Each survivor recalled the dilemmas that put them into the traumatic spotlight:
• “I am blessed to be here,” said Deanna Richardson of Hattiesburg. “August 12, 2004, changed my life. You can never understand trauma until it happens to you or somebody near and dear to you.
“I was an innocent bystander when an argument between two people turned into a shooting, and I got shot,” Ms. Richardson said. “I was holding on, praying, and calling my children’s names . . . I could have died but for Dr. McGee and the trauma team – they’re the best.”
• “Three things saved my life,” declared Dr. Martha Stevens of Student Health, University of Southern Mississippi. “My prayers to God, my wearing a seat belt, and the trauma system saved me.”
Weary from work and a long football-filled weekend, on October 11, 2004, Dr. Stevens apparently slipped off to sleep at the wheel, and the vehicle she was driving flipped twice and landed rubber-side-up. With the thud of landing, she realized she hung upside down with her chest compressed, her right knee in the seat belt with her, and her left arm and leg hurt but in some unknown place. Unable to unlock the seatbelt, get to her purse, or reach her cell phone and becoming increasingly claustrophobic, she “kept saying the Lord’s Prayer – that’s the only scripture I could remember right then.

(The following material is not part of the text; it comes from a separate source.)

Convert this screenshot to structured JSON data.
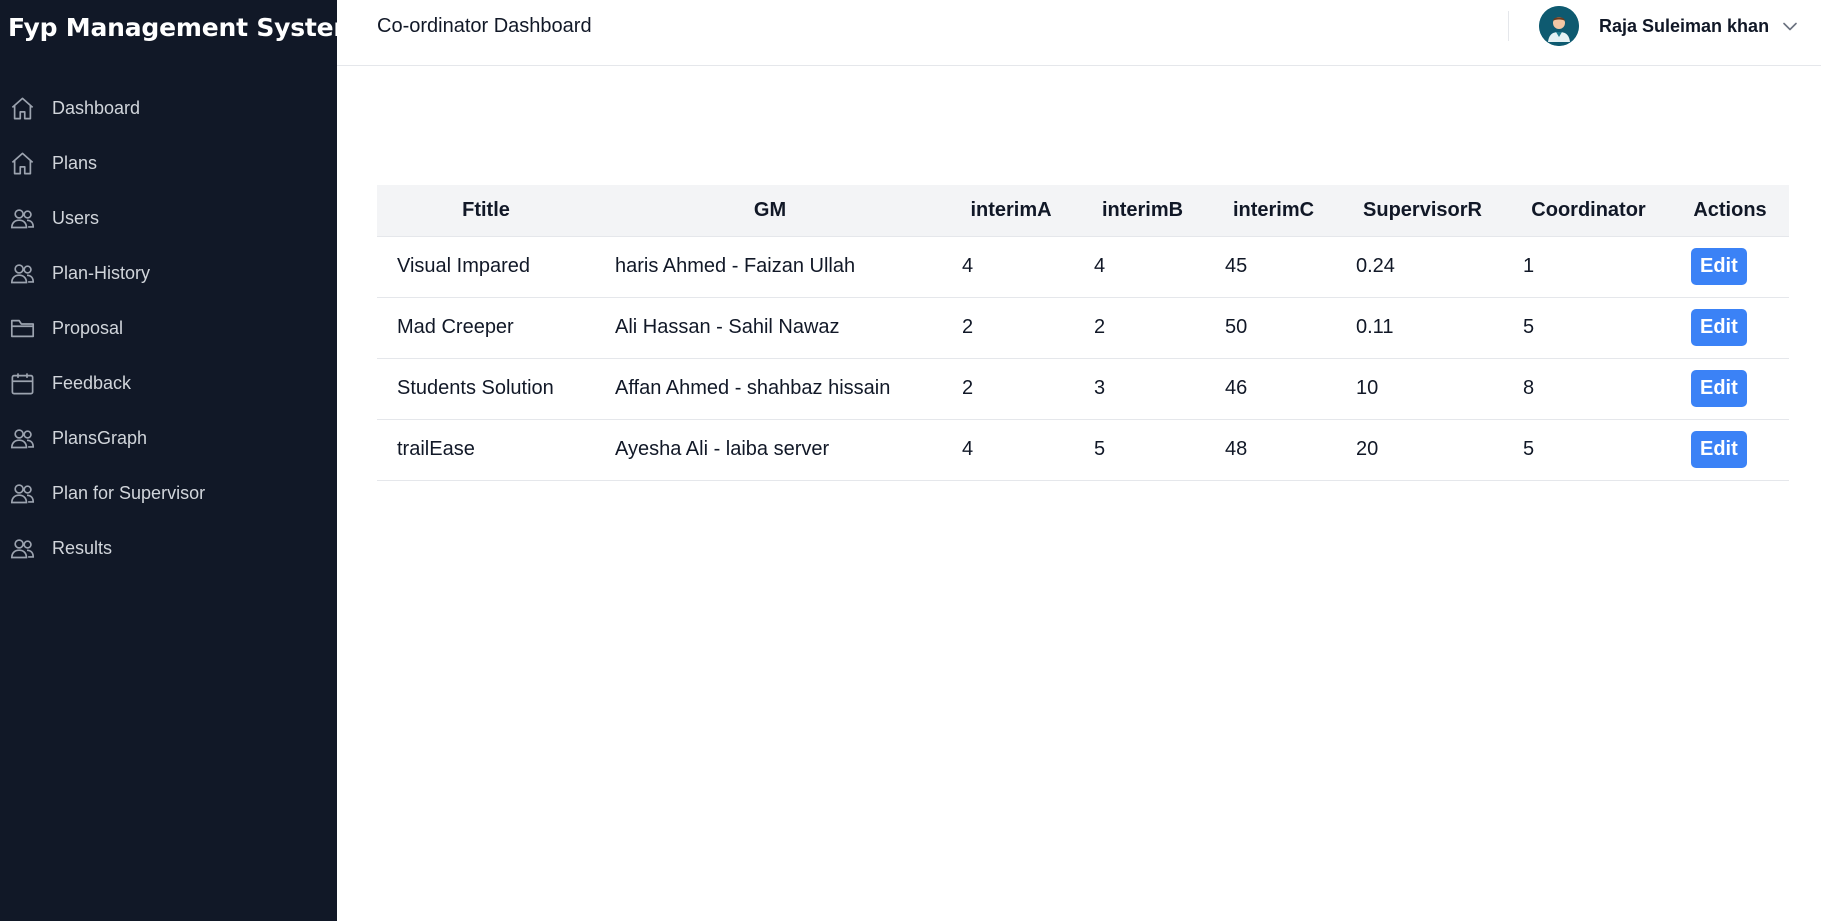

“Finally, I heard somebody asking if I were OK,” she remembered. “He talked, reassuring me, and – at the same time – I heard them talking about bringing the Jaws Of Life and the possibility of amputating my leg. Getting me out took an hour. Then I heard the Rescue 7 helicopter and Jeremy Thornhill’s voice. That was really important to me because I’ve know him for a lifetime. When they got me to the emergency room at Forrest General, I heard other voices I recognized . . .
“The trauma care system made all the difference in my life; I have a quality of life because their actions meant amputation below the knee instead of above and because they were able to save my arm – it’s not normal, but I still have it. “
• Stone County Board of Supervisors President Duncan Hatten of Wiggins, who owns and works in his construction business, took a mis-step, fell, and air-gunned two 3 ¼-inch nails into his chest on July 17, 2003.
“I’ve tried to live in a manner pleasing to my fellowman and to God,” he began. “Now Isaiah 41:10 means more to me than ever before: ‘Fear thou not; for I am with thee; be not dismayed; for I am thy God; I will strengthen thee; yeah, I will help thee. . .’”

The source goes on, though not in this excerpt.